Jonothan Kozol's Letters To A Young Teacher was a great, inspiring read. I was, as I've already mentioned, frustrated at some points when he we wrote about teacher-led activism. But, overall, I found his words comforting, motivating, and helpful. It also helped me realize that there are lots of fabulous things about working for the Salt Lake City School District. Our schools are somewhat segregated, with the whole East and West side divide, but certainly not as segregated as many cities across the nation. And our district services the whole city so overall we have a huge range of demographics. Even little old Washington Elementary has a nice blend of racial, ethnic, and economic diversity. I wish there was more economic diversity, but we do have some variety, ranging from extreme, homeless levels of poverty, to making-ends-meet poor, to a few families who are comfortably middle class.
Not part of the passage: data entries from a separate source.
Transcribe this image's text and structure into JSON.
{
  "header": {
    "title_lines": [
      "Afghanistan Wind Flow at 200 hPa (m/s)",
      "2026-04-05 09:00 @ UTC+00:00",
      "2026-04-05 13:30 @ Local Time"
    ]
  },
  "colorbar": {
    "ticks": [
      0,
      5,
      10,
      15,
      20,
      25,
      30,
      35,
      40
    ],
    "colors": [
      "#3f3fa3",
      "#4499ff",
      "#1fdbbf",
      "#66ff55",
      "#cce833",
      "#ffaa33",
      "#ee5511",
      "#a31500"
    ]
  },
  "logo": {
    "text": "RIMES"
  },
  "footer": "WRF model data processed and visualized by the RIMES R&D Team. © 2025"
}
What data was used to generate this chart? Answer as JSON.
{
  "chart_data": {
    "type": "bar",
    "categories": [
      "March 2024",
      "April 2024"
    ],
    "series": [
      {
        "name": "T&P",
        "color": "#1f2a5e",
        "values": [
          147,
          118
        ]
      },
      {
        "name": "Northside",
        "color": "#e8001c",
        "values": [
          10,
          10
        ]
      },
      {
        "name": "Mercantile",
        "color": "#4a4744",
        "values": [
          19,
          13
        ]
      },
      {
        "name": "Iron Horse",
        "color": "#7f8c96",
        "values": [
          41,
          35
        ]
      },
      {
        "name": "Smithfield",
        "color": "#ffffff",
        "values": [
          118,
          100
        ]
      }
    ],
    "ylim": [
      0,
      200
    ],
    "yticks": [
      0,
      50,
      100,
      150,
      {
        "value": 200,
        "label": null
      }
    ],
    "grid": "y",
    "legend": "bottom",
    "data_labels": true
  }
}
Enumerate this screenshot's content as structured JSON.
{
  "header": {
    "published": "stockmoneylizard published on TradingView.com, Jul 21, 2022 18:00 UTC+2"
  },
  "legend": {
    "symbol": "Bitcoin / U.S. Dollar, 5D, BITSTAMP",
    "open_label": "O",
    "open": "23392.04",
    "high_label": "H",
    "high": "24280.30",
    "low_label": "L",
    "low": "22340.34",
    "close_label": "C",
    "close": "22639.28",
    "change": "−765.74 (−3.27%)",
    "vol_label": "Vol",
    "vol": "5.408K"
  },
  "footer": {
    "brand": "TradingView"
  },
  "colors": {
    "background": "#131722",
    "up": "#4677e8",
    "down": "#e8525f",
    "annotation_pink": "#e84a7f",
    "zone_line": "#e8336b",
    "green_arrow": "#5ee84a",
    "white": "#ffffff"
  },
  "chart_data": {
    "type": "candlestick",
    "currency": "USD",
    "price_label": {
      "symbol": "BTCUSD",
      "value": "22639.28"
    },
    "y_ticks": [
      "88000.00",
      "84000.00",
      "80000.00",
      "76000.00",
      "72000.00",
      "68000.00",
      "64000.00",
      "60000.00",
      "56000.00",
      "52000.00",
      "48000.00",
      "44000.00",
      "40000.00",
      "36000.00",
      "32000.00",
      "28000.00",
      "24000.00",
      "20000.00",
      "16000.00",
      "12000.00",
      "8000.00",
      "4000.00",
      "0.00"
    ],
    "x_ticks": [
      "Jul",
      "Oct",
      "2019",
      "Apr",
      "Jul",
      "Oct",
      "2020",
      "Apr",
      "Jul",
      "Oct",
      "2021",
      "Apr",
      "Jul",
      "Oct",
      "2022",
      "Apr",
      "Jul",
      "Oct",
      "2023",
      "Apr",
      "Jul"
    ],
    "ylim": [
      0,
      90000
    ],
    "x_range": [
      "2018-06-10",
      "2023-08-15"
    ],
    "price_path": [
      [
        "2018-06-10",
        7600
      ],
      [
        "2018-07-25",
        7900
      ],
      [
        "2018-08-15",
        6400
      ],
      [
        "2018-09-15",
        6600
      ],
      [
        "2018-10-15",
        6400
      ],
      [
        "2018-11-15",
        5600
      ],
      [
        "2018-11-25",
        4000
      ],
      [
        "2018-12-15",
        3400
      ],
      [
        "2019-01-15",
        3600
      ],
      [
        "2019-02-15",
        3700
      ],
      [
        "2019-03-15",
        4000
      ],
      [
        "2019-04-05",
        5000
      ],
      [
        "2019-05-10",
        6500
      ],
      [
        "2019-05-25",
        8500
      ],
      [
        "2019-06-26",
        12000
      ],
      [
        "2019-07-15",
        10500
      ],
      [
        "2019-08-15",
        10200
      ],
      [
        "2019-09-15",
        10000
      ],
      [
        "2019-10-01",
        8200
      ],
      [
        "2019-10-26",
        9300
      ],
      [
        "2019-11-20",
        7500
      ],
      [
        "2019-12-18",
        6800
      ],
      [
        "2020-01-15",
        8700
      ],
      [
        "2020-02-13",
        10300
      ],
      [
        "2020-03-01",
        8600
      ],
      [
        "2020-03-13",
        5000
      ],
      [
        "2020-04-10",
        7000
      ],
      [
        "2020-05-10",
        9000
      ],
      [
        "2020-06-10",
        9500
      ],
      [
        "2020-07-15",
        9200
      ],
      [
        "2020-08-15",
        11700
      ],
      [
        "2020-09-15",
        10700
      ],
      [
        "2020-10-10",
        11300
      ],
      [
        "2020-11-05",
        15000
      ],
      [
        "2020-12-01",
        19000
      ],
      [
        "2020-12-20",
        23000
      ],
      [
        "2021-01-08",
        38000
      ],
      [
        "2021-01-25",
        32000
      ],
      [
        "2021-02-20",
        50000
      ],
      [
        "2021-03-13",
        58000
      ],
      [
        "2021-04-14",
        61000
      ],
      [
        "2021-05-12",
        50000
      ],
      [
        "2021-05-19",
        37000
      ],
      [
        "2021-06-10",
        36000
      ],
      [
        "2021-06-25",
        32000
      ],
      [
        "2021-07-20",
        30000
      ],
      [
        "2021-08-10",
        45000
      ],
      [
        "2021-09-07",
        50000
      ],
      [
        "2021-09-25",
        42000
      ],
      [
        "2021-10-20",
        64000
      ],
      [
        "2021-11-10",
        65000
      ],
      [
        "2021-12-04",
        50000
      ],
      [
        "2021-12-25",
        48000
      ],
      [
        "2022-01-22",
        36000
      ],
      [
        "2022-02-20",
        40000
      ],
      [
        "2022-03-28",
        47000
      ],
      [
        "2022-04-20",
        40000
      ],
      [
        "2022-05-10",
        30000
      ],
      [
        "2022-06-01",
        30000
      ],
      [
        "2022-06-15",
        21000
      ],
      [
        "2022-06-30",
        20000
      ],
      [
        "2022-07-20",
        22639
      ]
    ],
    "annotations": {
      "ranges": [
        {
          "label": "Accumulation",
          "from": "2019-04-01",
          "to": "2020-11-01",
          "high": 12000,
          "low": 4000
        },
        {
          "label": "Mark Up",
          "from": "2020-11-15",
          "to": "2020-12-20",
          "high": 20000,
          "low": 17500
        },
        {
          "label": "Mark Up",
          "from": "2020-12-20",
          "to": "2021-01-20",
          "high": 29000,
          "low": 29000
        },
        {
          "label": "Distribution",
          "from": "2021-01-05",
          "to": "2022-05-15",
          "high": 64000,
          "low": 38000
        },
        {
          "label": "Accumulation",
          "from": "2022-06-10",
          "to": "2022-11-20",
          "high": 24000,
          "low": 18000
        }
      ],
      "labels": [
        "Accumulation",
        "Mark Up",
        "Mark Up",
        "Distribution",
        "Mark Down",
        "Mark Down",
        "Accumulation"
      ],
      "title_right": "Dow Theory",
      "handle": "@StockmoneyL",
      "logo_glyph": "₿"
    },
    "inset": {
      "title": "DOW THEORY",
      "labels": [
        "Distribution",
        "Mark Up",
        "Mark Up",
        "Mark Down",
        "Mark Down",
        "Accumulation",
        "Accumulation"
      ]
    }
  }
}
Kozol provided a whole chapter on the voucher debate, which is a very hot issue here in Utah right now. We are going to be voting next week on whether to keep and implement the voucher program that the state legislature created last year or to dissolve the legislation and continue Utah's oddly progressive history of strongly supporting public schools. (When you have family sizes like ours, what choice do you have but to keep the public schools strong??)